公开了一种用于低速无线网状网中的报文转发方法。网络节点将IPv6报文封装成包括二层转发头和MAC头的数据帧,所述数据帧中包括6LoWPAN压缩的IPv6报文,所述二层转发头和所述MAC头位于所述6LoWPAN压缩的IPv6报文的外层,根据所述二层转发头中的终结MAC地址获取下一跳节点的MAC地址,并向所述下一跳节点发送所述数据帧,以使所述下一跳节点直接根据所述二层转发头转发所述数据帧。这样,对于低速无线网状网中经过压缩(甚至加密)处理的IPv6报文,中间转发节点直接根据二层转发头进行二层转发,无需进行解压缩后获取目的IPv6地址进行三层路由,提高了报文转发效率,且节省了节点的处理资源和电源。

Description

报文转发方法和装置 技术领域
本发明涉及通信技术领域,尤其涉及一种报文转发方法和装置。
背景技术
低速无线网状(mesh)网是当前较具影响力的物联网技术之一,被广泛应用于智能抄表、智能家居等领域。通常用电子和电气电工协会(IEEE)802.15.4协议结合互联网协议第六版(IPv6)承载于低功耗无线个域网(IPv6over Low-Power Wireless Personal Area Network,6LoWPAN)协议来构建低速无线网状网。IEEE 802.15.4协议中定义了低速无线个域网(low-rate wireless personal area network,LR-WPAN)的物理层和链路层的规范。由于IEEE 802.15.4规定每帧不超过127字节,为承载IPv6最小1280字节的报文,6LoWPAN协议制定的IPv6报文头压缩和报文分片机制,能够让IPv6无缝运行在基于IEEE 802.15.4的LR-WPAN之上。
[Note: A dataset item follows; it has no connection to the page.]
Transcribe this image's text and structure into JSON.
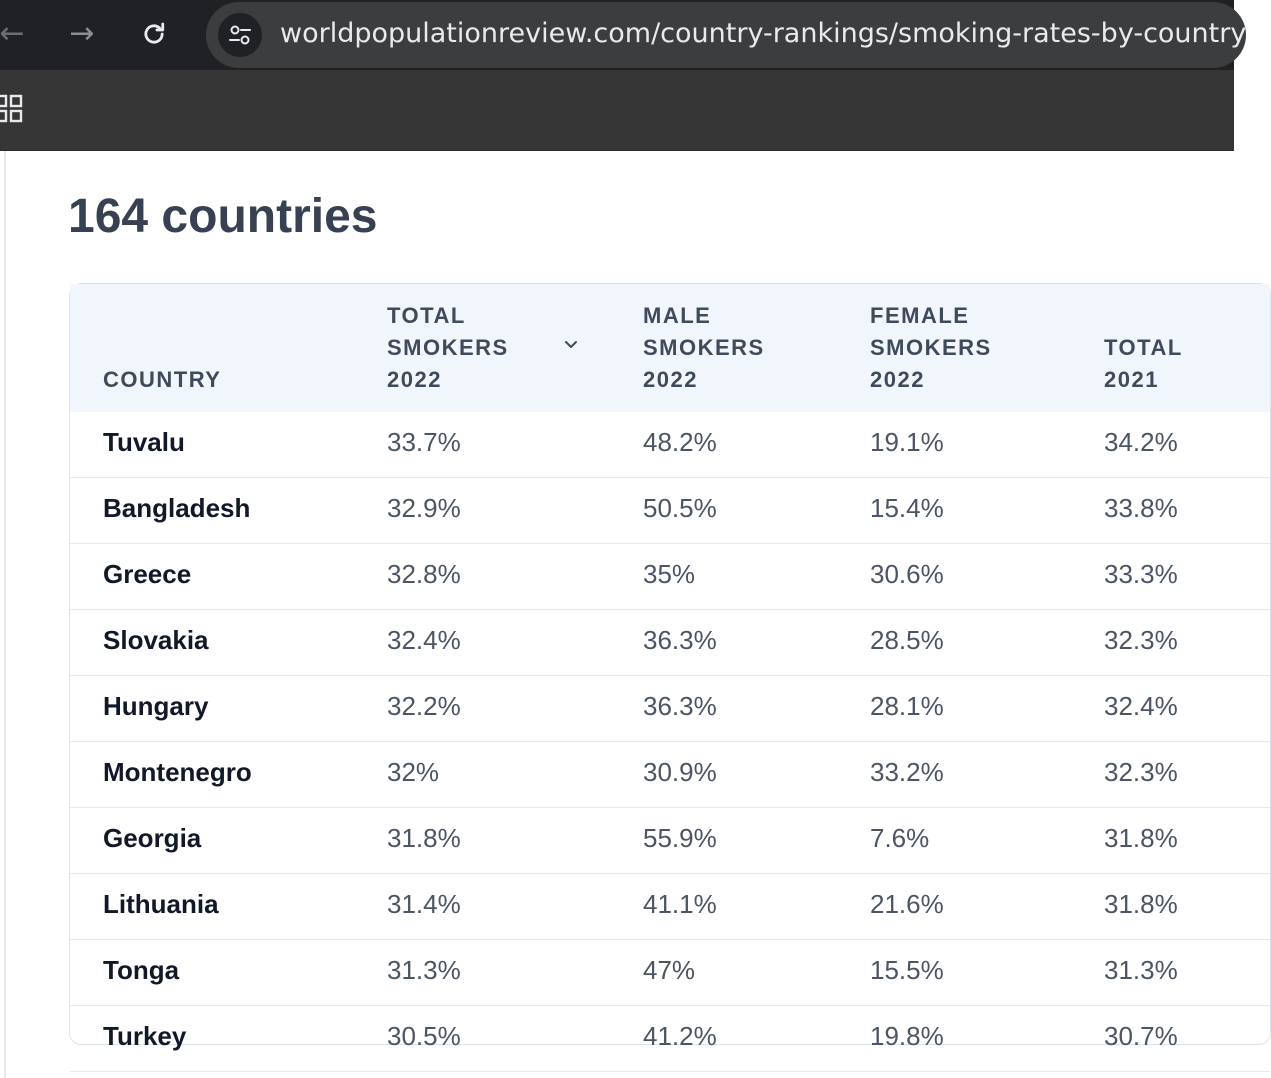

此外,为了实现网络安全,低速无线网状网中的IPv6报文可能会加密传输。IEEE802.15.4制定的链路层高级加密标准(AES)-128加密机制,也被广泛用于低速无线网状网中。因此低速无线网状网中交互的IPv6报文,其封装后的数据帧格式如图1所示。其中,媒体访问控制(media access control,MAC)头是IEEE 802.15.4协议定义的链路层帧头,包含了帧控制域、序列号和地址域。附加安全头是按照IEEE 802.15.4协议提供的数据链路层加密机制对报文加密后附加的头部,其中包含安全等级、帧计数器和密钥索引等。6LoWPAN压缩头是按照6LoWPAN压缩机制对IPv6报文压缩后附加的头部。内层IP字段(field)是IPv6报文头中未压缩的字段,最小可以是0字节。消息完整码(message integrity code,MIC)是由IEEE 802.15.4定义的消息完整性校验码,可以为0字节;MIC用于携带鉴权信息,接收方通过对相同数据进行鉴权计算,并与MIC值比较,以确定数据帧是否被篡改过。帧校验序列(frame check sequence,FCS)是由IEEE 802.15.4定义的帧校验序列。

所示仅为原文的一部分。